Courbet montre ces deux visages (Bohême/ bohème). La Bohémienne et ses enfants : le dos affaissé, un paquet de tout leur bien, le regard fixé sur un chemin dont on ne voit pas le bout. La même année, 1854, c’est Bonjour M. Courbet. Le peintre est dans un négligé étudié, au moins aussi élégant que le bourgeois de cette Rencontre. Très droit, il a sur son dos son matériel.
Dans l’abrégé de l’histoire des bohémiens – gypsies (corruption d’« Égyptiens »), Tsiganes –, des peuples divers dont on se soucie moins de l’origine que de ce qu’ils sont ou passent pour être. Diderot se méfie d’eux, « cette engeance, ces vagabonds qui font profession de lire la bonne aventure ; dont le talent est de chanter, danser, et voler ».
Les arts divinatoires ont été mis à l’index par le concile de Trente dans la seconde moitié du XVIe siècle. Georges de La Tour, vers 1630, peint la diseuse de bonne aventure : un tableau rutilant, ambigu, la coupeuse de bourse et sa proie ont le même visage, le même regard, on dirait l’un pour l’autre. Et, en contraste, la trogne de la veille bohémienne, ridée, édentée, superbement vêtue. La gitane est ange et démon. La vie des bohémiens suscite l’inquiétude comme tout ce qui est autre. Mais peut faire entrapercevoir un sein nu, elle est une réserve de sensualité, fugitive. Près d’Arles, en 1888, Van Gogh peint les carrioles peinturlurées plus que les gens du voyage. Dans la suite de Callot, Baudelaire évoque les Bohémiens en voyage, « La tribu prophétique aux prunelles ardentes ».
Les bohémiennes séduisent par leur regard, miroir de ce qu’elles sont, indéchiffrable, comme leur langue, incompréhensible. Un Italien, Boccaccio Boccaccino l’Ancien, autour de 1500, peint La Petite Bohémienne qui est aux Offices : pureté du trait qui dessine l’ovale du visage, au regard d’une séduisante étrangeté. En 1840, on est touché par le regard inquiétant de la tireuse de cartes peinte par Théodore von Holst (1810-1844). Le Vœu.
Ma bohème (Fantaisie), « je m’en allais les poings dans mes poches crevées ». Ensuite, on scrute le regard de Rimbaud, dessiné par Ernest Delahaye, peint dans le Coin de table de Fantin-Latour, et, signé Jef Rosman, le portrait de Rimbaud blessé (1873). On lit au-dessus du lit sur un panneau le nom de Paul Verlaine. On trouvera dans cet ouvrage inépuisable, mais pas dans l’exposition, peint par Picasso en 1902, Le Poète Cornuty, le désespoir ou la déchéance, les yeux déjà ailleurs.

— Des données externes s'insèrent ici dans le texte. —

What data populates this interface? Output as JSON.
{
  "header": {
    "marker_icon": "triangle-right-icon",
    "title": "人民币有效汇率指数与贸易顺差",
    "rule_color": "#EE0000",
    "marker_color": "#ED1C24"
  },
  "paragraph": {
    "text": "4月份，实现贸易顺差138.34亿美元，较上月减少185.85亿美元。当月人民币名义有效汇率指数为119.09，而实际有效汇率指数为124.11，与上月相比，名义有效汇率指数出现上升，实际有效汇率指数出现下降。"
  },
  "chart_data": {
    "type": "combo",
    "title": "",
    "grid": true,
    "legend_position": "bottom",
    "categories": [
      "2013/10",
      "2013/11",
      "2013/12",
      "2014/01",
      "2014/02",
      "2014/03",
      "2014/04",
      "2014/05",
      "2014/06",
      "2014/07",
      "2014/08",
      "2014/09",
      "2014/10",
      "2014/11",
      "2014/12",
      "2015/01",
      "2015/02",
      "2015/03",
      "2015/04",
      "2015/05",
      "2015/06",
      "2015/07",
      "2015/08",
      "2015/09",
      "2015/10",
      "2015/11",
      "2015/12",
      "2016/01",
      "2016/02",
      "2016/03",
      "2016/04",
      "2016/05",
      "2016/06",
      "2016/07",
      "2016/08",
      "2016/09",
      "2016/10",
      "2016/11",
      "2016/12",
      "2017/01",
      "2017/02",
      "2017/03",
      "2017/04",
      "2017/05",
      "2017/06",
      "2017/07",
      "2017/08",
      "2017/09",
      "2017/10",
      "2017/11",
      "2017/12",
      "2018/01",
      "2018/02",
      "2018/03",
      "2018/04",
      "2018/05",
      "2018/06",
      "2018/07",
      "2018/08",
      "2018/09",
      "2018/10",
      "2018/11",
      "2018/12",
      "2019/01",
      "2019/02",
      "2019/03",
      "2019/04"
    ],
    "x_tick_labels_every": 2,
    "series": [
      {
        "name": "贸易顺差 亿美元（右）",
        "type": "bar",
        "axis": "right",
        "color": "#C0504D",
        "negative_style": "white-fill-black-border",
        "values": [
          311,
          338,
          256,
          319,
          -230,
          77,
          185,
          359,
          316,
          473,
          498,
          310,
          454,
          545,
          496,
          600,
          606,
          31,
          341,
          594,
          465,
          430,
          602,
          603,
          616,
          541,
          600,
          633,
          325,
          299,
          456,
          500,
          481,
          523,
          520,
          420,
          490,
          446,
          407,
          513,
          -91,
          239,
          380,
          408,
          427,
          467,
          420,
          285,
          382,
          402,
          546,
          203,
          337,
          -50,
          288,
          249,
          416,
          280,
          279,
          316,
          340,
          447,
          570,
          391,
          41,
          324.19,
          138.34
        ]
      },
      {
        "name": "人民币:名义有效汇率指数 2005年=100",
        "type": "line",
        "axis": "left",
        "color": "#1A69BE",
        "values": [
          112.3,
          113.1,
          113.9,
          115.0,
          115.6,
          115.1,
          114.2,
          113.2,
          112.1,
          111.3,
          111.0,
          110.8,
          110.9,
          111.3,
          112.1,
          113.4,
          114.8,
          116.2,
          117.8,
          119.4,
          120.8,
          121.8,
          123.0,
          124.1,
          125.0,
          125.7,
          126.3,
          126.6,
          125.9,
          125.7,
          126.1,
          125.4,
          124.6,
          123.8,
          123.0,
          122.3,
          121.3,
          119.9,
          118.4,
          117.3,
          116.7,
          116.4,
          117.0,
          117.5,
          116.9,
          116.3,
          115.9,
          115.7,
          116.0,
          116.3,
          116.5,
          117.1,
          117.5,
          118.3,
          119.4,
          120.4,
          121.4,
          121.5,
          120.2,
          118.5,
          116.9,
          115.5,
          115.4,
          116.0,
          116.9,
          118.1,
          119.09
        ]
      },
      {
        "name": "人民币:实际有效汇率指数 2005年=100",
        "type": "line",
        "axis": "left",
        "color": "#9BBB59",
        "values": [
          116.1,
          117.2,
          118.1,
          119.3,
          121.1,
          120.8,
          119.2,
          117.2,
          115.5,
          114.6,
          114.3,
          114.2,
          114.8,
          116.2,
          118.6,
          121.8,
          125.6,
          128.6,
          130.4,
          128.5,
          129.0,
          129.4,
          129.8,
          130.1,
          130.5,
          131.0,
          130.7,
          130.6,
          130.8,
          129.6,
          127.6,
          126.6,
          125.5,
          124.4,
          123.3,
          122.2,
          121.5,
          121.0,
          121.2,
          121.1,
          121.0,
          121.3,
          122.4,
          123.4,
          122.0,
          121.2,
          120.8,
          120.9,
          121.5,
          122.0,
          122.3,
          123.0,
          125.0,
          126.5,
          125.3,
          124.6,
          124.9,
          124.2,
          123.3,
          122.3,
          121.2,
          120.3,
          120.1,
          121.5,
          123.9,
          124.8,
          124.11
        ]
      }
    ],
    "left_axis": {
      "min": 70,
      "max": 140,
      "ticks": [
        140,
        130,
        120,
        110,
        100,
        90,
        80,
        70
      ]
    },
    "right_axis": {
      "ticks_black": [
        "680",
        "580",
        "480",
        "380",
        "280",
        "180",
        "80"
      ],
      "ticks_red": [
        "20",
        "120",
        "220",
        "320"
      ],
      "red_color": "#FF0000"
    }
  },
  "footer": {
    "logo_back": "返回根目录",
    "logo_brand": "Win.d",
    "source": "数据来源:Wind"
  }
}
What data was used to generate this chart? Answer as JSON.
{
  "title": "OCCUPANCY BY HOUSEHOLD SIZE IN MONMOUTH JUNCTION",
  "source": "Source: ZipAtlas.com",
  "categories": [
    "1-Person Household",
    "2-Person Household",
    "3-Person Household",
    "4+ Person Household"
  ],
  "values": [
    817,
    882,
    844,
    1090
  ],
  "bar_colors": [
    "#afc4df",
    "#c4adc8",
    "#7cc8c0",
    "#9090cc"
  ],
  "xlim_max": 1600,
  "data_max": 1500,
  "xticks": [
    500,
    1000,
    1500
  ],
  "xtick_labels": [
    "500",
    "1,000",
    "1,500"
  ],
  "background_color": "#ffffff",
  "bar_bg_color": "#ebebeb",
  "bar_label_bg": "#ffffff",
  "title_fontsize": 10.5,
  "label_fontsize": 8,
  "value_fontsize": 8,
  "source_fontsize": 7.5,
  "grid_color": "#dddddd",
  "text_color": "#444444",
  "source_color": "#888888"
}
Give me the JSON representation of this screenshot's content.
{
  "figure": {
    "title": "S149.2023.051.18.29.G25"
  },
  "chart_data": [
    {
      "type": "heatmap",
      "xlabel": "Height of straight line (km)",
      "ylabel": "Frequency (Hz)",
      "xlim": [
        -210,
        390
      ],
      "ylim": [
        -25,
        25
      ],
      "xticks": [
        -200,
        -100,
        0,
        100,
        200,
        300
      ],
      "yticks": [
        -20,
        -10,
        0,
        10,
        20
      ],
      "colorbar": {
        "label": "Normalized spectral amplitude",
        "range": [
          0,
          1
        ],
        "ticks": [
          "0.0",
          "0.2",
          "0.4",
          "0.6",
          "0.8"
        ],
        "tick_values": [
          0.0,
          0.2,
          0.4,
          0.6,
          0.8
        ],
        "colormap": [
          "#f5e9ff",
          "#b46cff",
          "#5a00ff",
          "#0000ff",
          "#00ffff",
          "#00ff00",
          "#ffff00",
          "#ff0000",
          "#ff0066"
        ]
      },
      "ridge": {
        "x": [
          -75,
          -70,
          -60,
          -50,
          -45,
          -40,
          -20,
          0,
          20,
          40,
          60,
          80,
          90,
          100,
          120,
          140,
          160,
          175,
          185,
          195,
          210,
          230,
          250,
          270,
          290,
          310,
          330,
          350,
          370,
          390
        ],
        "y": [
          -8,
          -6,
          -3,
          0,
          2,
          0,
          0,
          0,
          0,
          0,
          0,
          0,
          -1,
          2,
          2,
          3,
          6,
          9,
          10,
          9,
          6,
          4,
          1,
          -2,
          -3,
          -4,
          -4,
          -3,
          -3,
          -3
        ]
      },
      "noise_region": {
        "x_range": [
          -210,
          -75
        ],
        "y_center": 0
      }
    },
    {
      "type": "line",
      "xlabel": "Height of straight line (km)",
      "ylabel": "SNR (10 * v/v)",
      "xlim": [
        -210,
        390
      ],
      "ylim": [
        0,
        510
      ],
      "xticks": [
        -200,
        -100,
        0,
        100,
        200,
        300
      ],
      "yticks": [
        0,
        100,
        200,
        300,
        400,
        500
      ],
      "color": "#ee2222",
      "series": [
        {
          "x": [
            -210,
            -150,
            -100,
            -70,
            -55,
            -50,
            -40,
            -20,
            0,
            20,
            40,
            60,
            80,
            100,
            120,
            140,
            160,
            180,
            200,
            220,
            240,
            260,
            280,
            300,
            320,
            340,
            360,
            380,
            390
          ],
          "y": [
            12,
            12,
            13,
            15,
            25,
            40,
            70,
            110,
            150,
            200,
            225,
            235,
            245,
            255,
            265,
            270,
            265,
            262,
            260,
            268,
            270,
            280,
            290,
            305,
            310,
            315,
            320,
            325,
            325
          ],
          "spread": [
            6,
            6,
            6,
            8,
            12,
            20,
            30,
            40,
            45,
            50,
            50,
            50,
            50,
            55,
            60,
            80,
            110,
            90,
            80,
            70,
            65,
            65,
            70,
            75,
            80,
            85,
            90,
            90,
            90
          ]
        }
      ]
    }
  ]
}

Le dernier moment de l’exposition et du livre est donné à la suite de lithographies en couleurs réalisées vers 1926-1927 par Otto Mueller : Les Tsiganes. Sur ce thème s’unissaient un sujet – la liberté, l’étrangeté, la sensualité – et un art d’avant-garde. Les bohémiennes sont basanées, voire noires, leurs seins n’ont pas le galbe académique, il arrive que, la pipe à la bouche, l’une d’elles fixe sur le regardeur des yeux provocants. La provocation de ces bohémiennes a été reçue par les nazis comme une atteinte inacceptable aux yeux d’une race idéale. En 1937, l’exposition de l’Art dégénéré ouvrait à Munich. Sur le document présentant la manifestation, on lit : « La nostalgie juive du désert s’exprime pleinement. » Et encore : « En Allemagne, le Nègre devient un idéal de race dans l’art dégénéré. »
Le mot « bohème » a-t-il un sens aujourd’hui ? Les « bohémiens » de Courbet sont aux portes de nos villes. Ceux qu’on appela ensuite Romanichels sont à présent des Roms, sans toit.
Brancusi, Roumain à Paris, a légué ses œuvres à l’État français à condition que son atelier de bric et de broc, impasse Ronsin, soit reconstitué au musée national d’Art moderne.
Les chemins issus de ces Bohêmes ont bifurqué. Ce qu’ils furent dans le temps et les lieux, cet ouvrage aux perspectives inédites le donne à voir.